Not blind contour drawings, but that would probably been even more hilarious. Note that, at this point, at least, I have equal allegiance to Lucas and Rodenberry. STAR TREK: THE MOTION PICTURE sorely tested my faith, though in the end it would seem almost watchable next to the horror that was RETURN OF THE JEDI. Nowadays, I'd be just as happy if I never saw anything new from either camp ever again.

Friday, March 2, 2007

MONSTERS IN SPACE



Both sides of a folder from either third or fourth grade (I skipped forward at mid-year, so I'm not sure).
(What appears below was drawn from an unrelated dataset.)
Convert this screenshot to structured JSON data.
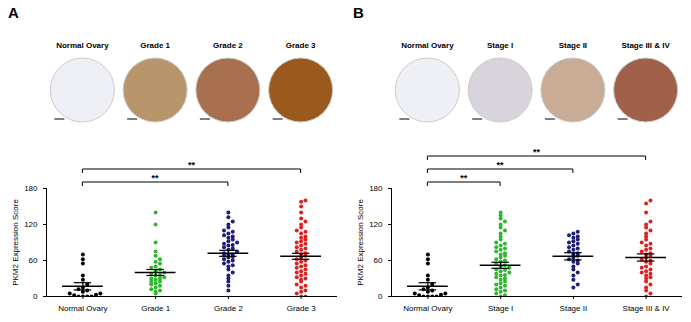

I feel that this has to be one of those rather than second grade because of the fact that the shuttlecraft on the STAR TREK side is referenced from the Dinky Enterprise, which I got at Lenox Toy & Hobby on a trip to Atlanta sometime in mid-1976. I had drawn what appears to be a light bulb-nosed robot Superman being captured in some sort of net or bubble, but chose to erase him and do the Flair (or possibly Bic Banana) felt-tip rendering of the Enterprise instead. The monsters on the other side are from nowhere in particular, except for the upper left-hand one, who is from THE OUTER LIMITS, drawn from a book on science fiction films that I had (Can't remember the title, but it had a violet cover with a photo from FLASH GORDON on it). I can't seem to find the original photo anywhere, but this trading card is the same monster, I think.